Résidence à l’ENACR 2014
Sandra Ancelot et Vincent Van Tilbeurgh
Les principes du dessin aérien avec le contrepoids humain.
Dessin sur une surface horizontale.

Le dessin aérien est une forme «ouverte» qui continue de s’écrire.
Elle questionne l’inter-relation du mouvement et du graphisme qu’il génère.
Un tracé cartographique d’un geste en duo.

L’ objectifs de la performance est de faire apparaître, par une succession de passages, un paysage dessiné.
Il s’agit de transformer les envols, vols, suspensions,… en traits, traces aqueuses transparentes, jets de matières colorées comme une continuité du mouve- ment.
Celui qui dessine n’est pas celui qui voit. Celui qui voit n’est pas celui qui dessine.
Le dessinateur est articulé par le porteur.
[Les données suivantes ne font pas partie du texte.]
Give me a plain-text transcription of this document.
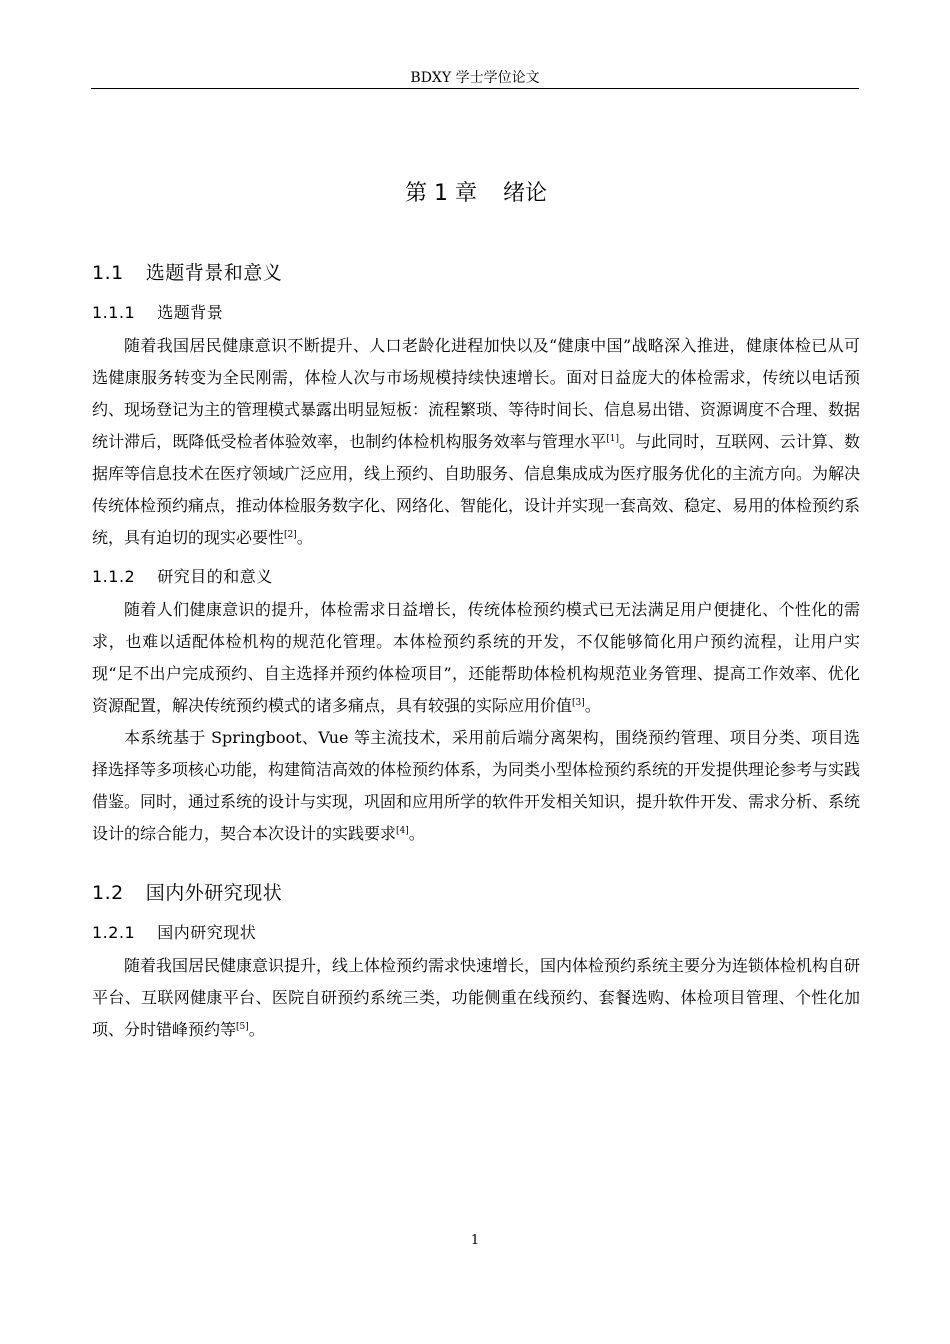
BDXY 学士学位论文
第 1 章 绪论
1.1 选题背景和意义
1.1.1 选题背景

随着我国居民健康意识不断提升、人口老龄化进程加快以及“健康中国”战略深入推进，健康体检已从可选健康服务转变为全民刚需，体检人次与市场规模持续快速增长。面对日益庞大的体检需求，传统以电话预约、现场登记为主的管理模式暴露出明显短板：流程繁琐、等待时间长、信息易出错、资源调度不合理、数据统计滞后，既降低受检者体验效率，也制约体检机构服务效率与管理水平[1]。与此同时，互联网、云计算、数据库等信息技术在医疗领域广泛应用，线上预约、自助服务、信息集成成为医疗服务优化的主流方向。为解决传统体检预约痛点，推动体检服务数字化、网络化、智能化，设计并实现一套高效、稳定、易用的体检预约系统，具有迫切的现实必要性[2]。

1.1.2 研究目的和意义

随着人们健康意识的提升，体检需求日益增长，传统体检预约模式已无法满足用户便捷化、个性化的需求，也难以适配体检机构的规范化管理。本体检预约系统的开发，不仅能够简化用户预约流程，让用户实现“足不出户完成预约、自主选择并预约体检项目”，还能帮助体检机构规范业务管理、提高工作效率、优化资源配置，解决传统预约模式的诸多痛点，具有较强的实际应用价值[3]。

本系统基于 Springboot、Vue 等主流技术，采用前后端分离架构，围绕预约管理、项目分类、项目选择选择等多项核心功能，构建简洁高效的体检预约体系，为同类小型体检预约系统的开发提供理论参考与实践借鉴。同时，通过系统的设计与实现，巩固和应用所学的软件开发相关知识，提升软件开发、需求分析、系统设计的综合能力，契合本次设计的实践要求[4]。

1.2 国内外研究现状
1.2.1 国内研究现状

随着我国居民健康意识提升，线上体检预约需求快速增长，国内体检预约系统主要分为连锁体检机构自研平台、互联网健康平台、医院自研预约系统三类，功能侧重在线预约、套餐选购、体检项目管理、个性化加项、分时错峰预约等[5]。

1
Il peut être un simple instrument de dessin articulé par le porteur comme il peut prendre les commandes du tracé graphique. Par la course, le saut, le jeté, il génère des ballants et des mouvements hélicoïdaux.
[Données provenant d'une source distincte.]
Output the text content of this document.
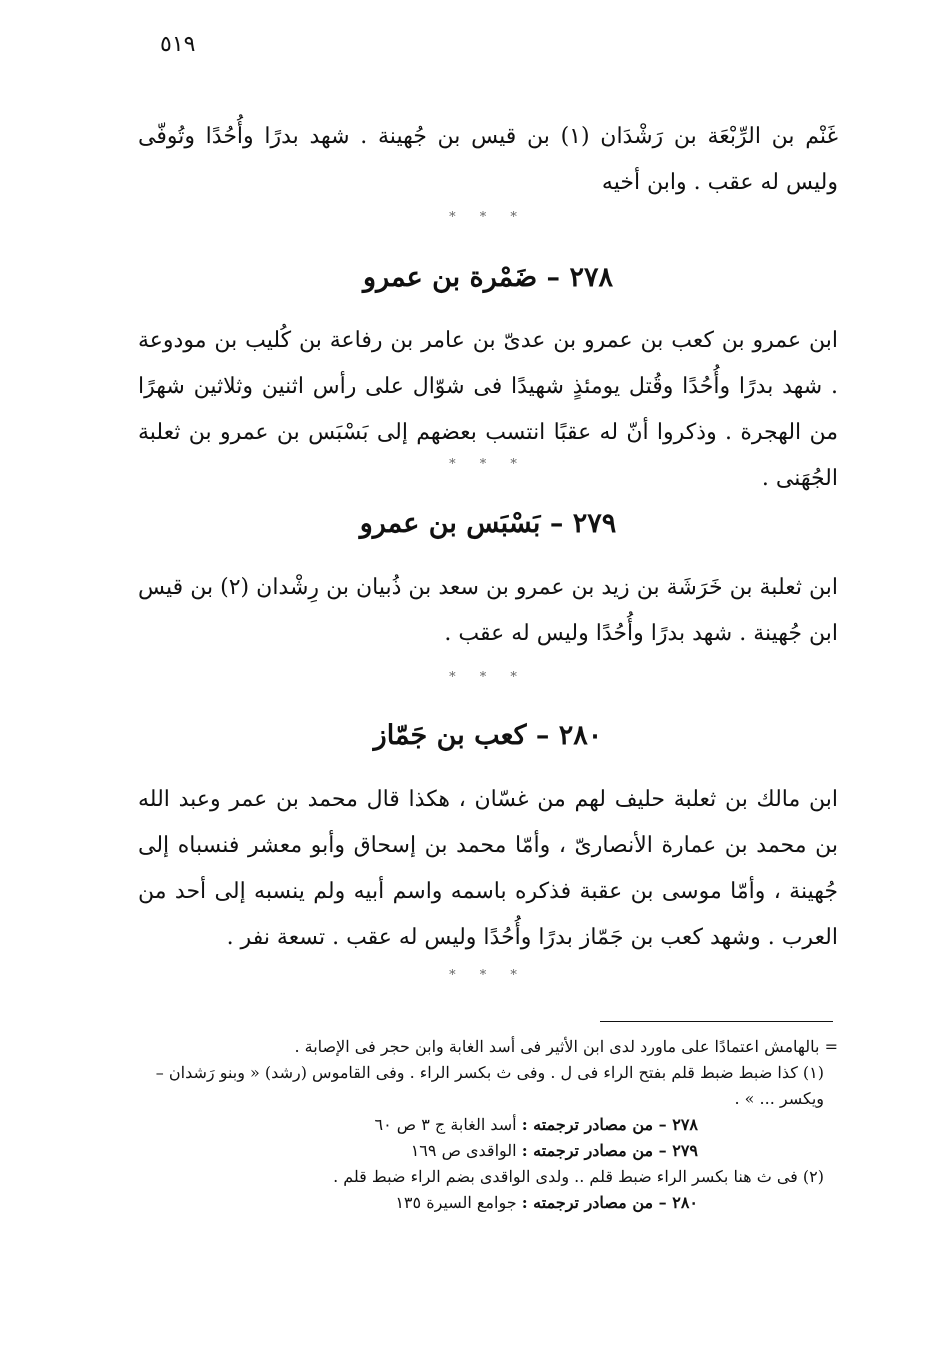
٥١٩

غَنْم بن الرِّبْعَة بن رَشْدَان (١) بن قيس بن جُهينة . شهد بدرًا وأُحُدًا وتُوفّى وليس له عقب . وابن أخيه

* * *
٢٧٨ – ضَمْرة بن عمرو

ابن عمرو بن كعب بن عمرو بن عدىّ بن عامر بن رفاعة بن كُليب بن مودوعة . شهد بدرًا وأُحُدًا وقُتل يومئذٍ شهيدًا فى شوّال على رأس اثنين وثلاثين شهرًا من الهجرة . وذكروا أنّ له عقبًا انتسب بعضهم إلى بَسْبَس بن عمرو بن ثعلبة الجُهَنى .

* * *
٢٧٩ – بَسْبَس بن عمرو

ابن ثعلبة بن خَرَشَة بن زيد بن عمرو بن سعد بن ذُبيان بن رِشْدان (٢) بن قيس ابن جُهينة . شهد بدرًا وأُحُدًا وليس له عقب .

* * *
٢٨٠ – كعب بن جَمّاز

ابن مالك بن ثعلبة حليف لهم من غسّان ، هكذا قال محمد بن عمر وعبد الله بن محمد بن عمارة الأنصارىّ ، وأمّا محمد بن إسحاق وأبو معشر فنسباه إلى جُهينة ، وأمّا موسى بن عقبة فذكره باسمه واسم أبيه ولم ينسبه إلى أحد من العرب . وشهد كعب بن جَمّاز بدرًا وأُحُدًا وليس له عقب . تسعة نفر .

* * *

= بالهامش اعتمادًا على ماورد لدى ابن الأثير فى أسد الغابة وابن حجر فى الإصابة .

(١) كذا ضبط ضبط قلم بفتح الراء فى ل . وفى ث بكسر الراء . وفى القاموس (رشد) « وبنو رَشدان – ويكسر ... » .

٢٧٨ – من مصادر ترجمته : أسد الغابة ج ٣ ص ٦٠

٢٧٩ – من مصادر ترجمته : الواقدى ص ١٦٩

(٢) فى ث هنا بكسر الراء ضبط قلم .. ولدى الواقدى بضم الراء ضبط قلم .

٢٨٠ – من مصادر ترجمته : جوامع السيرة ١٣٥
Les mouvements aériens résultent de la mécanique du contrepoids et peuvent se conjuguer pour donner des impulsions «pré-envols», décollages, vols et tous modes d’effleurements de la surface horizontale du papier.
Cet axe, celui de la corde qui lie deux corps et qui construit le dessin, est aussi, celui de la dimension de l’alter ego. Il nous donne à observer le rapport
à l’autre. Dans ce contexte, l’équilibre de l’alter ego réside en une confiance totale exprimée par des gestes contradictoires : être toujours à l’inverse de l’autre ou à la renverse de l’autre tout en restant en duo pour le tracé d’un trait. Cette contradiction s’articule pourtant dans l’ambiguité d’un rythme, en accord parfait, afin que le geste ne soit qu’un. Toute la mécanique du contrepoids et des jeux chorégraphiques sont au service du geste dessiné qui trace au fur et à mesure des stractes comme une cartographie mémoire d’une écriture à deux.
Le déroulé graphique est à la fois écrit et maîtrisé autant qu’il reste attentif à l’improvisation.